Cela étant, même si une majorité d’enfants na savent qui est leur père géniteur et réciproquement pour beaucoup, cela ne crée aucun lien spécifique entre père géniteur-fils. Certains pères viennent néanmoins rendre visite à leur enfant une fois l’an. Mais ce ne sont pas les géniteurs qui constituent les modèles prédominants pour ces enfants, ni les nourriciers, ni les éducateurs. Ce n’est pas eux non plus qui transmettent à l’enfant le patronyme, la langue, l’héritage financier ou moral familial. Ils n’ont aucun devoir ni aucun droit sur leurs enfants. Ce ne sont pas eux enfin qui, en faisant jouir la mère, détourne son désir sensuel de l’enfant, sauf dans les cas minoritaires de mariage ou s’ils restent un certain temps avec elle, l’amant de cette femme 7

Pour en revenir à notre question de départ, s’il est vrai qu’il n’y a aucune reconnaissance officielle de la paternité en cas de visites furtives et ostensibles – et même en cas de cohabitation, on ne peut pas dire comme le laisse entendre le titre de l’ouvrage de Cai Hua qu’il s’agit d’une société sans père. On ne peut dire non plus que c’est l’oncle qui assume ce qui s’appelle chez nous la fonction paternelle. Il me semble qu’il faut plutôt souligner que les diverses facettes de cette fonction dite paternelle sont assumées par de nombreux agents dont le père géniteur mais aussi par la mère de la mère, la mère elle-même (qui transmet le nom de la lignée), les frères et sœurs de la mère (qui assument une part de l’éducation), les amants de la mère (qui satisfont sa sensualité et la détourne ainsi de ses enfants), les chefs de lignées, les chefs de villages et le chef suprême (shifu) responsables du respect des lois et des traditions, le daba (prêtre) qui est invité à donner un second nom à l’enfant, (nom choisi en fonction de différents éléments comme l’heure de naissance, la position des coquillages jetés sur un plateau, etc.) 8 et enfin, l’administrateur général, représentant auparavant de l’empereur et aujourd’hui, des gouvernements provincial et central et de leurs lois.

Remarquons ici que le premier nom est celui de la lignée, plus précisément celui de la mère qui lui vient de sa propre mère. On se trouve donc ici, devant une structure qui subvertit radicalement le concept de paternité, devant une tout autre façon de penser la séparation de la mère et de l’enfant, dans laquelle le géniteur a, dans de nombreux cas, peu de responsabilités à assumer.

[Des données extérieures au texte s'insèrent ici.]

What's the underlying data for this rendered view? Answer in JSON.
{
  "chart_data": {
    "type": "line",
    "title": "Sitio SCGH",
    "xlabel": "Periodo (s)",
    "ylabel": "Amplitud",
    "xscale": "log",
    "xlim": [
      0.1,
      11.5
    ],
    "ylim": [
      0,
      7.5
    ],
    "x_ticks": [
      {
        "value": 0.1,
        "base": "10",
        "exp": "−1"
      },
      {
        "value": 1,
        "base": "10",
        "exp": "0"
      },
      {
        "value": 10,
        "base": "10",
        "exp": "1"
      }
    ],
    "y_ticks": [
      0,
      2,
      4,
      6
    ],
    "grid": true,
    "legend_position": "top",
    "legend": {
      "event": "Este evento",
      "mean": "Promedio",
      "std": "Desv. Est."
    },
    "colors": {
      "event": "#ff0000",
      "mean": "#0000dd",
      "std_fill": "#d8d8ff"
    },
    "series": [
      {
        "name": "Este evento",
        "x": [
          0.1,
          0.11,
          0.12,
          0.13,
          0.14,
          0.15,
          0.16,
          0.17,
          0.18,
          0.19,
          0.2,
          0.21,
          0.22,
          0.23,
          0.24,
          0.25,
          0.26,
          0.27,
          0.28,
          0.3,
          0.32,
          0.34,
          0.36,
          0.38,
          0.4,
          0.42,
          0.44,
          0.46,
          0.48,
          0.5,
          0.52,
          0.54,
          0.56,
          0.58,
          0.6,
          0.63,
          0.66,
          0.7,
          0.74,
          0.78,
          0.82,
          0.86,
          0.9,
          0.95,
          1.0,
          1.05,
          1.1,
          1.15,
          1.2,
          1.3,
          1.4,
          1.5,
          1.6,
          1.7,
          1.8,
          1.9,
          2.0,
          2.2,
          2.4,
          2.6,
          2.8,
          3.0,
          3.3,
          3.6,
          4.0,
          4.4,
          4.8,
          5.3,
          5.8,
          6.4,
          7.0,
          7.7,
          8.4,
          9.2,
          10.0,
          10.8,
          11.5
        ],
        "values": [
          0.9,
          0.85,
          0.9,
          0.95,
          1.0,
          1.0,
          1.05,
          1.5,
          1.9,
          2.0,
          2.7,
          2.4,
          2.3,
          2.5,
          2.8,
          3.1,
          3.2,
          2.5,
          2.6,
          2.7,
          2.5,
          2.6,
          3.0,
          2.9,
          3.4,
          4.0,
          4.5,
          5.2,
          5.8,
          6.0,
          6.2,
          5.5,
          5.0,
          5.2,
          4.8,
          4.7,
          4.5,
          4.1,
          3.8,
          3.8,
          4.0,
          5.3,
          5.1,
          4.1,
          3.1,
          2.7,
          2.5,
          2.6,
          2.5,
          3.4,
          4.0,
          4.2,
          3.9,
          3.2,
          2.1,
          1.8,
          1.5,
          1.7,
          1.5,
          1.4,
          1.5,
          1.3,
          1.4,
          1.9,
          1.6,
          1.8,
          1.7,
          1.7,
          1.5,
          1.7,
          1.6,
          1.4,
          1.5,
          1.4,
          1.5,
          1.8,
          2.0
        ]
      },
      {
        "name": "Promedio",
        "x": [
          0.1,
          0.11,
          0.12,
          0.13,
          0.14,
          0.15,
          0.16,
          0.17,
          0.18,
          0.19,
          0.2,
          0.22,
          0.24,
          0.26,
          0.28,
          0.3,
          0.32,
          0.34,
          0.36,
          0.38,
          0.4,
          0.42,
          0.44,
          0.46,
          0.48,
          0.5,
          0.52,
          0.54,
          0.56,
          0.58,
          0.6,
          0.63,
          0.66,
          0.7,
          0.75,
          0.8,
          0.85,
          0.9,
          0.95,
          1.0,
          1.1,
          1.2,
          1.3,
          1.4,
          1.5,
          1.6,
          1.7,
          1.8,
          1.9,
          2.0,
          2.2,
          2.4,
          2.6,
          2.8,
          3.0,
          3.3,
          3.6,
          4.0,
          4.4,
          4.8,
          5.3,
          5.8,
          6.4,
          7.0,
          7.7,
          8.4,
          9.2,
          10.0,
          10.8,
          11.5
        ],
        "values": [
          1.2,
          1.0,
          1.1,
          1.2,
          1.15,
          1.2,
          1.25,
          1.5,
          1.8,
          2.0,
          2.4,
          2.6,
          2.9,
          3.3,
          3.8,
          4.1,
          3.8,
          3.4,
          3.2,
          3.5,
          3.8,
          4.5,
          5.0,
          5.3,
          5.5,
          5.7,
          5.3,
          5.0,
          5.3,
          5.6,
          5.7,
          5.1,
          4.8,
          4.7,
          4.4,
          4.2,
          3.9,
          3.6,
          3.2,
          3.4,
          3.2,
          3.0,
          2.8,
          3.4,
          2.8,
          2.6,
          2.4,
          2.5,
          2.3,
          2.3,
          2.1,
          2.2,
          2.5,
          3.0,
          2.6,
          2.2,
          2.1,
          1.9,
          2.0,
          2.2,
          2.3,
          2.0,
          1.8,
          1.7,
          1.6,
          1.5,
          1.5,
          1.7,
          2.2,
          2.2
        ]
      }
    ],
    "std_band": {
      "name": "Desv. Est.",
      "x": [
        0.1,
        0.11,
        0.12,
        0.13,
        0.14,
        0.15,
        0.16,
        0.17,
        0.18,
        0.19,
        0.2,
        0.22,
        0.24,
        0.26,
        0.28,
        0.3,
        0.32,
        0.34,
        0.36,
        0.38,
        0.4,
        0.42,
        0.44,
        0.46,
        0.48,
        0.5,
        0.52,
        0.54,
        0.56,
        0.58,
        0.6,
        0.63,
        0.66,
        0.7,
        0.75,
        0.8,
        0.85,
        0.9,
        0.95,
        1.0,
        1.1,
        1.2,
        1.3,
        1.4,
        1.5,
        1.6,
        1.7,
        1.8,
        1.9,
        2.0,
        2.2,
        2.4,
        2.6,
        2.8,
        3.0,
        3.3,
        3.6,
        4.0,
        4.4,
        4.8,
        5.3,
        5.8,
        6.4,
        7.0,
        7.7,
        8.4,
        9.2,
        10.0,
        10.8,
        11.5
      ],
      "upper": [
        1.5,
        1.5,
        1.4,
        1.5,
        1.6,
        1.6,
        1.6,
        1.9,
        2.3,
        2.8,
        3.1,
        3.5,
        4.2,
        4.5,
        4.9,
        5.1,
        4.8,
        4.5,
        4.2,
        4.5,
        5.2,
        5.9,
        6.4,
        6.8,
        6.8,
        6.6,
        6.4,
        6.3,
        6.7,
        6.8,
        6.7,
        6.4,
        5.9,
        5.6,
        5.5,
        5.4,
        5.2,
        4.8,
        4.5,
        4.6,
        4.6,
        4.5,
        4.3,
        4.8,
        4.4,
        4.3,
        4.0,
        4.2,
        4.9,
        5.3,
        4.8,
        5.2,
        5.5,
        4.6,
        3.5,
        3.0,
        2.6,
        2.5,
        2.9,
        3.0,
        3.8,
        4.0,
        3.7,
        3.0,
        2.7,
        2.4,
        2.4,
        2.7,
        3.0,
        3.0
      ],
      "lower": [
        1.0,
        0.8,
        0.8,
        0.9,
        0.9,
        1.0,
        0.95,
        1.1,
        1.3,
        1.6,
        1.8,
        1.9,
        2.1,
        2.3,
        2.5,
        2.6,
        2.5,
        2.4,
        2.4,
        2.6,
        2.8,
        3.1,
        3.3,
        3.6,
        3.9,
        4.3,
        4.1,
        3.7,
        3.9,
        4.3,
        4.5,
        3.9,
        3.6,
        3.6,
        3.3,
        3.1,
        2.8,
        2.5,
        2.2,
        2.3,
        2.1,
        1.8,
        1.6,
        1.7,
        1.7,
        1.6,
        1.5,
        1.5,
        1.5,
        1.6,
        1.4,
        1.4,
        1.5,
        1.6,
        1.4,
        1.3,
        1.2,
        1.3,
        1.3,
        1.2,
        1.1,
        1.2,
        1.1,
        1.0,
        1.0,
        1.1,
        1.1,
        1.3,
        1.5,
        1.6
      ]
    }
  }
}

Même en cas de cohabitation des deux amants sous le toit de la lignée de sa compagne, l’oncle a plus d’autorité sur l’enfant que son géniteur [[Cai Hua les géniteurs cohabitant comme des “ pseudo-oncles ”. Op. Cit. p. 223.]], et celui-ci se sent plus proche de l’enfant de ses sœurs que de ceux de sa compagne. Il n’a d’ailleurs de droit, ni sur ses enfants, ni sur les biens de son couple 9.

Ceci constitue évidemment une situation tout à fait extraordinaire pour les peuples voisins [[Notamment les Han qui constituent la grande majorité de la population chinoise.]] , sociétés patriarcales, patrilinéaires et patrilocales dans lesquelles les femmes sont sensées ne pas avoir d’amant mais seulement un mari, sous l’entière domination duquel elles vivent toute leur vie. Cette situation l’est relativement moins pour nous qui voyons depuis quelques dizaines d’années les diverses facettes de la fonction paternelle se répartir entre de multiples agents : nouveau compagnon ou nouvel époux de la mère, amant de la mère, amie ou ami du couple homosexuel voire la mère elle-même dans beaucoup de familles monoparentales et au-delà du cercle familial , les divers représentants de la loi, domaine réservé jadis au seul père qui partageait il y a peu de temps encore, avec le roi et avec Dieu le fondement de son autorité 10.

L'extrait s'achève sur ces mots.